Hyper-parameter optimization based nonlinear multistate deterioration modeling for deterioration level assessment and remaining useful life prognostics

Complex equipment deterioration refers to a nonlinear multistate deterioration process, where the deterioration curve may not follow a typical shape such as exponential or linear function. A general solution is presented to nonlinear multistate deterioration modeling for deterioration level assessment and remaining useful life prognostics under no-label lifetime data including multi signals. In the solution, a three layer nonlinear multistate deterioration model of complex equipment is established based on hyper-parameter optimization.

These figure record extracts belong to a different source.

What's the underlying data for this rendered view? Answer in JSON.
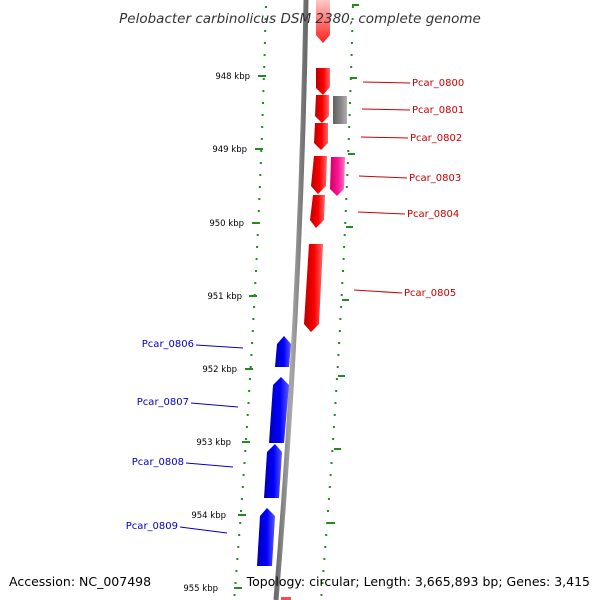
{
  "title": "Pelobacter carbinolicus DSM 2380, complete genome",
  "accession": "Accession: NC_007498",
  "summary": "Topology: circular; Length: 3,665,893 bp; Genes: 3,415",
  "colors": {
    "backbone": "#8c8c8c",
    "forward_gene": "#ff0000",
    "reverse_gene": "#0000ff",
    "gray_gene": "#808080",
    "pink_gene": "#ff1493",
    "dots": "#228b22",
    "red_label": "#cc0000",
    "blue_label": "#0000cc"
  },
  "kbp_labels": [
    "948 kbp",
    "949 kbp",
    "950 kbp",
    "951 kbp",
    "952 kbp",
    "953 kbp",
    "954 kbp",
    "955 kbp"
  ],
  "genes": [
    {
      "type": "forward_gene",
      "label": "",
      "color": "red"
    },
    {
      "type": "forward_gene",
      "label": "Pcar_0800",
      "color": "red"
    },
    {
      "type": "forward_gene",
      "label": "Pcar_0801",
      "color": "red"
    },
    {
      "type": "gray_gene",
      "label": "",
      "color": "gray"
    },
    {
      "type": "forward_gene",
      "label": "Pcar_0802",
      "color": "red"
    },
    {
      "type": "forward_gene",
      "label": "Pcar_0803",
      "color": "red"
    },
    {
      "type": "pink_gene",
      "label": "",
      "color": "pink"
    },
    {
      "type": "forward_gene",
      "label": "Pcar_0804",
      "color": "red"
    },
    {
      "type": "forward_gene",
      "label": "Pcar_0805",
      "color": "red"
    },
    {
      "type": "reverse_gene",
      "label": "Pcar_0806",
      "color": "blue"
    },
    {
      "type": "reverse_gene",
      "label": "Pcar_0807",
      "color": "blue"
    },
    {
      "type": "reverse_gene",
      "label": "Pcar_0808",
      "color": "blue"
    },
    {
      "type": "reverse_gene",
      "label": "Pcar_0809",
      "color": "blue"
    }
  ]
}
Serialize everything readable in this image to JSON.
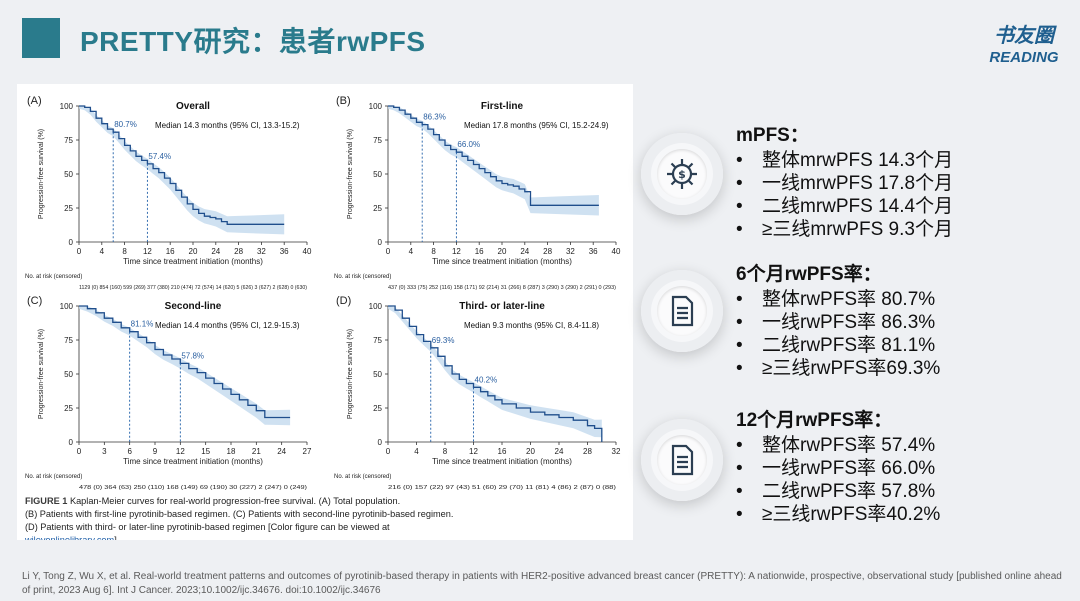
{
  "header": {
    "title": "PRETTY研究：患者rwPFS",
    "logo_top": "书友圈",
    "logo_bottom": "READING"
  },
  "figure": {
    "caption_label": "FIGURE 1",
    "caption_text": "Kaplan-Meier curves for real-world progression-free survival. (A) Total population. (B) Patients with first-line pyrotinib-based regimen. (C) Patients with second-line pyrotinib-based regimen. (D) Patients with third- or later-line pyrotinib-based regimen [Color figure can be viewed at",
    "caption_link": "wileyonlinelibrary.com",
    "caption_end": "]",
    "ylabel": "Progression-free survival (%)",
    "xlabel": "Time since treatment initiation (months)",
    "risk_label": "No. at risk (censored)",
    "colors": {
      "line": "#1f4e8c",
      "band": "#c7dcef",
      "dash": "#1f5fa8",
      "annot": "#2a5fa0"
    },
    "panels": [
      {
        "letter": "(A)",
        "title": "Overall",
        "median": "Median 14.3 months (95% CI, 13.3-15.2)",
        "yticks": [
          "100",
          "75",
          "50",
          "25",
          "0"
        ],
        "xticks": [
          "0",
          "4",
          "8",
          "12",
          "16",
          "20",
          "24",
          "28",
          "32",
          "36",
          "40"
        ],
        "xmax": 40,
        "m6": 80.7,
        "m12": 57.4,
        "m6_label": "80.7%",
        "m12_label": "57.4%",
        "curve": [
          [
            0,
            100
          ],
          [
            1,
            99
          ],
          [
            2,
            96
          ],
          [
            3,
            91
          ],
          [
            4,
            87
          ],
          [
            5,
            83
          ],
          [
            6,
            80.7
          ],
          [
            7,
            76
          ],
          [
            8,
            71
          ],
          [
            9,
            67
          ],
          [
            10,
            63
          ],
          [
            11,
            60
          ],
          [
            12,
            57.4
          ],
          [
            13,
            54
          ],
          [
            14,
            51
          ],
          [
            15,
            47
          ],
          [
            16,
            43
          ],
          [
            17,
            38
          ],
          [
            18,
            33
          ],
          [
            19,
            28
          ],
          [
            20,
            24
          ],
          [
            21,
            21
          ],
          [
            22,
            19
          ],
          [
            23,
            18
          ],
          [
            24,
            17
          ],
          [
            25,
            15
          ],
          [
            26,
            13
          ],
          [
            28,
            13
          ],
          [
            36,
            13
          ]
        ],
        "risk": "1129 (0)   854 (160)   599 (269) 377 (380) 210 (474) 72 (574) 14 (620)   5 (626)   3 (627)   2 (628)   0 (630)"
      },
      {
        "letter": "(B)",
        "title": "First-line",
        "median": "Median 17.8 months (95% CI, 15.2-24.9)",
        "yticks": [
          "100",
          "75",
          "50",
          "25",
          "0"
        ],
        "xticks": [
          "0",
          "4",
          "8",
          "12",
          "16",
          "20",
          "24",
          "28",
          "32",
          "36",
          "40"
        ],
        "xmax": 40,
        "m6": 86.3,
        "m12": 66.0,
        "m6_label": "86.3%",
        "m12_label": "66.0%",
        "curve": [
          [
            0,
            100
          ],
          [
            1,
            99
          ],
          [
            2,
            97
          ],
          [
            3,
            94
          ],
          [
            4,
            91
          ],
          [
            5,
            88
          ],
          [
            6,
            86.3
          ],
          [
            7,
            83
          ],
          [
            8,
            79
          ],
          [
            9,
            75
          ],
          [
            10,
            71
          ],
          [
            11,
            68
          ],
          [
            12,
            66
          ],
          [
            13,
            63
          ],
          [
            14,
            60
          ],
          [
            15,
            57
          ],
          [
            16,
            54
          ],
          [
            17,
            51
          ],
          [
            18,
            48
          ],
          [
            19,
            45
          ],
          [
            20,
            43
          ],
          [
            21,
            42
          ],
          [
            22,
            41
          ],
          [
            23,
            39
          ],
          [
            24,
            37
          ],
          [
            25,
            27
          ],
          [
            30,
            27
          ],
          [
            37,
            27
          ]
        ],
        "risk": "437 (0)   333 (75)   252 (116) 158 (171) 92 (214) 31 (266)   8 (287)   3 (290)   3 (290)   2 (291)   0 (293)"
      },
      {
        "letter": "(C)",
        "title": "Second-line",
        "median": "Median 14.4 months (95% CI, 12.9-15.3)",
        "yticks": [
          "100",
          "75",
          "50",
          "25",
          "0"
        ],
        "xticks": [
          "0",
          "3",
          "6",
          "9",
          "12",
          "15",
          "18",
          "21",
          "24",
          "27"
        ],
        "xmax": 27,
        "m6": 81.1,
        "m12": 57.8,
        "m6_label": "81.1%",
        "m12_label": "57.8%",
        "curve": [
          [
            0,
            100
          ],
          [
            1,
            98
          ],
          [
            2,
            95
          ],
          [
            3,
            91
          ],
          [
            4,
            88
          ],
          [
            5,
            84
          ],
          [
            6,
            81.1
          ],
          [
            7,
            77
          ],
          [
            8,
            73
          ],
          [
            9,
            68
          ],
          [
            10,
            64
          ],
          [
            11,
            61
          ],
          [
            12,
            57.8
          ],
          [
            13,
            54
          ],
          [
            14,
            51
          ],
          [
            15,
            47
          ],
          [
            16,
            43
          ],
          [
            17,
            39
          ],
          [
            18,
            35
          ],
          [
            19,
            31
          ],
          [
            20,
            27
          ],
          [
            21,
            23
          ],
          [
            22,
            18
          ],
          [
            23,
            18
          ],
          [
            25,
            18
          ]
        ],
        "risk": "478 (0)   364 (63)   250 (110)   168 (149)   69 (190)   30 (227)   2 (247)   0 (249)"
      },
      {
        "letter": "(D)",
        "title": "Third- or later-line",
        "median": "Median 9.3 months (95% CI, 8.4-11.8)",
        "yticks": [
          "100",
          "75",
          "50",
          "25",
          "0"
        ],
        "xticks": [
          "0",
          "4",
          "8",
          "12",
          "16",
          "20",
          "24",
          "28",
          "32"
        ],
        "xmax": 32,
        "m6": 69.3,
        "m12": 40.2,
        "m6_label": "69.3%",
        "m12_label": "40.2%",
        "curve": [
          [
            0,
            100
          ],
          [
            1,
            97
          ],
          [
            2,
            91
          ],
          [
            3,
            85
          ],
          [
            4,
            79
          ],
          [
            5,
            74
          ],
          [
            6,
            69.3
          ],
          [
            7,
            63
          ],
          [
            8,
            56
          ],
          [
            9,
            50
          ],
          [
            10,
            46
          ],
          [
            11,
            43
          ],
          [
            12,
            40.2
          ],
          [
            13,
            37
          ],
          [
            14,
            34
          ],
          [
            15,
            31
          ],
          [
            16,
            28
          ],
          [
            18,
            25
          ],
          [
            20,
            22
          ],
          [
            22,
            20
          ],
          [
            24,
            18
          ],
          [
            26,
            16
          ],
          [
            28,
            12
          ],
          [
            29,
            10
          ],
          [
            30,
            10
          ],
          [
            30,
            0
          ]
        ],
        "risk": "216 (0)   157 (22)   97 (43)   51 (60)   29 (70)   11 (81)   4 (86)   2 (87)   0 (88)"
      }
    ]
  },
  "sections": [
    {
      "heading": "mPFS：",
      "items": [
        "整体mrwPFS 14.3个月",
        "一线mrwPFS 17.8个月",
        "二线mrwPFS 14.4个月",
        "≥三线mrwPFS 9.3个月"
      ],
      "icon": "gear-dollar-icon"
    },
    {
      "heading": "6个月rwPFS率：",
      "items": [
        "整体rwPFS率  80.7%",
        "一线rwPFS率  86.3%",
        "二线rwPFS率  81.1%",
        "≥三线rwPFS率69.3%"
      ],
      "icon": "document-icon"
    },
    {
      "heading": "12个月rwPFS率：",
      "items": [
        "整体rwPFS率  57.4%",
        "一线rwPFS率  66.0%",
        "二线rwPFS率  57.8%",
        "≥三线rwPFS率40.2%"
      ],
      "icon": "document-icon"
    }
  ],
  "citation": "Li Y, Tong Z, Wu X, et al. Real-world treatment patterns and outcomes of pyrotinib-based therapy in patients with HER2-positive advanced breast cancer (PRETTY): A nationwide, prospective, observational study [published online ahead of print, 2023 Aug 6]. Int J Cancer. 2023;10.1002/ijc.34676. doi:10.1002/ijc.34676"
}
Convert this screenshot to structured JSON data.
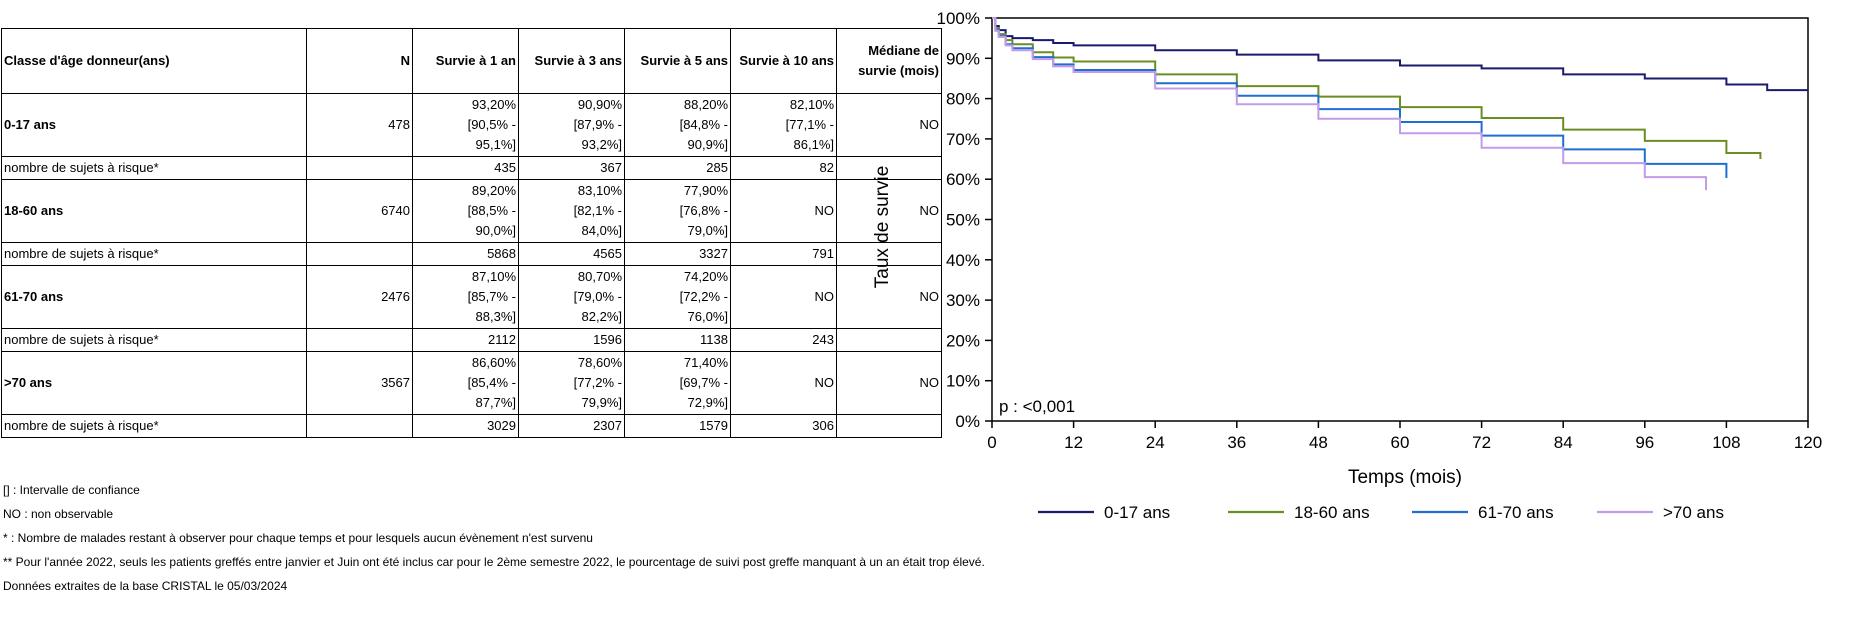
{
  "table": {
    "headers": [
      "Classe d'âge donneur(ans)",
      "N",
      "Survie à 1 an",
      "Survie à 3 ans",
      "Survie à 5 ans",
      "Survie à 10 ans",
      "Médiane de survie (mois)"
    ],
    "groups": [
      {
        "label": "0-17 ans",
        "n": "478",
        "surv": [
          [
            "93,20%",
            "[90,5% -",
            "95,1%]"
          ],
          [
            "90,90%",
            "[87,9% -",
            "93,2%]"
          ],
          [
            "88,20%",
            "[84,8% -",
            "90,9%]"
          ],
          [
            "82,10%",
            "[77,1% -",
            "86,1%]"
          ]
        ],
        "median": "NO",
        "risk_label": "nombre de sujets à risque*",
        "risk": [
          "435",
          "367",
          "285",
          "82"
        ]
      },
      {
        "label": "18-60 ans",
        "n": "6740",
        "surv": [
          [
            "89,20%",
            "[88,5% -",
            "90,0%]"
          ],
          [
            "83,10%",
            "[82,1% -",
            "84,0%]"
          ],
          [
            "77,90%",
            "[76,8% -",
            "79,0%]"
          ],
          [
            "NO"
          ]
        ],
        "median": "NO",
        "risk_label": "nombre de sujets à risque*",
        "risk": [
          "5868",
          "4565",
          "3327",
          "791"
        ]
      },
      {
        "label": "61-70 ans",
        "n": "2476",
        "surv": [
          [
            "87,10%",
            "[85,7% -",
            "88,3%]"
          ],
          [
            "80,70%",
            "[79,0% -",
            "82,2%]"
          ],
          [
            "74,20%",
            "[72,2% -",
            "76,0%]"
          ],
          [
            "NO"
          ]
        ],
        "median": "NO",
        "risk_label": "nombre de sujets à risque*",
        "risk": [
          "2112",
          "1596",
          "1138",
          "243"
        ]
      },
      {
        "label": ">70 ans",
        "n": "3567",
        "surv": [
          [
            "86,60%",
            "[85,4% -",
            "87,7%]"
          ],
          [
            "78,60%",
            "[77,2% -",
            "79,9%]"
          ],
          [
            "71,40%",
            "[69,7% -",
            "72,9%]"
          ],
          [
            "NO"
          ]
        ],
        "median": "NO",
        "risk_label": "nombre de sujets à risque*",
        "risk": [
          "3029",
          "2307",
          "1579",
          "306"
        ]
      }
    ]
  },
  "notes": [
    "[] : Intervalle de confiance",
    "NO : non observable",
    "* : Nombre de malades restant à observer pour chaque temps et pour lesquels aucun évènement n'est survenu",
    "** Pour l'année 2022, seuls les patients greffés entre janvier et Juin ont été inclus car pour le 2ème semestre 2022, le pourcentage de suivi post greffe manquant à un an était trop élevé.",
    "Données extraites de la base CRISTAL le 05/03/2024"
  ],
  "chart_data": {
    "type": "line",
    "xlabel": "Temps (mois)",
    "ylabel": "Taux de survie",
    "xlim": [
      0,
      120
    ],
    "ylim": [
      0,
      100
    ],
    "xticks": [
      0,
      12,
      24,
      36,
      48,
      60,
      72,
      84,
      96,
      108,
      120
    ],
    "yticks": [
      0,
      10,
      20,
      30,
      40,
      50,
      60,
      70,
      80,
      90,
      100
    ],
    "ytick_labels": [
      "0%",
      "10%",
      "20%",
      "30%",
      "40%",
      "50%",
      "60%",
      "70%",
      "80%",
      "90%",
      "100%"
    ],
    "grid": false,
    "legend": "bottom",
    "annotation": "p : <0,001",
    "series": [
      {
        "name": "0-17 ans",
        "color": "#1a1a6e",
        "x": [
          0,
          0.5,
          1,
          2,
          3,
          6,
          9,
          12,
          24,
          36,
          48,
          60,
          72,
          84,
          96,
          108,
          114,
          120
        ],
        "y": [
          100,
          98,
          97,
          95.5,
          95,
          94.5,
          93.8,
          93.2,
          92,
          90.9,
          89.5,
          88.2,
          87.5,
          86,
          85,
          83.5,
          82.1,
          82.1
        ]
      },
      {
        "name": "18-60 ans",
        "color": "#6b8e23",
        "x": [
          0,
          0.5,
          1,
          2,
          3,
          6,
          9,
          12,
          24,
          36,
          48,
          60,
          72,
          84,
          96,
          108,
          113
        ],
        "y": [
          100,
          97.5,
          96,
          94.5,
          93.5,
          91.5,
          90.2,
          89.2,
          86,
          83.1,
          80.5,
          77.9,
          75.2,
          72.3,
          69.5,
          66.5,
          65
        ]
      },
      {
        "name": "61-70 ans",
        "color": "#1f6fd1",
        "x": [
          0,
          0.5,
          1,
          2,
          3,
          6,
          9,
          12,
          24,
          36,
          48,
          60,
          72,
          84,
          96,
          108
        ],
        "y": [
          100,
          97,
          95.5,
          93.5,
          92.5,
          90.3,
          88.5,
          87.1,
          83.8,
          80.7,
          77.4,
          74.2,
          70.8,
          67.4,
          63.8,
          60.3
        ]
      },
      {
        "name": ">70 ans",
        "color": "#c39be8",
        "x": [
          0,
          0.5,
          1,
          2,
          3,
          6,
          9,
          12,
          24,
          36,
          48,
          60,
          72,
          84,
          96,
          105
        ],
        "y": [
          100,
          96.8,
          95.3,
          93.2,
          92,
          89.8,
          88,
          86.6,
          82.5,
          78.6,
          75,
          71.4,
          67.8,
          64,
          60.5,
          57.3
        ]
      }
    ]
  }
}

Hyper-parameter I and M, which determine the first two layers, are optimized by the proposed unsupervised extraction method based on greedy kernel principal components analysis and the improved Mann-Kendall criterion, respectively. As a determinant of the third layer, hyper-parameter N is optimized by the improved Bayesian information criterion to obtain optimized model, when parameters have been estimated under each alternative model structure at different N. The no-label lifetime dataset of turbofan engines are adopted for case study, and more accurate deterioration level and remaining useful life are obtained. The results verify the effectiveness of the presented solution. The study indicates that: nonlinearity makes an important effect on multistate deterioration modeling through hyper-parameters; the solution deals with nonlinearity in a systematic manner by hyper-parameter optimization of three layers.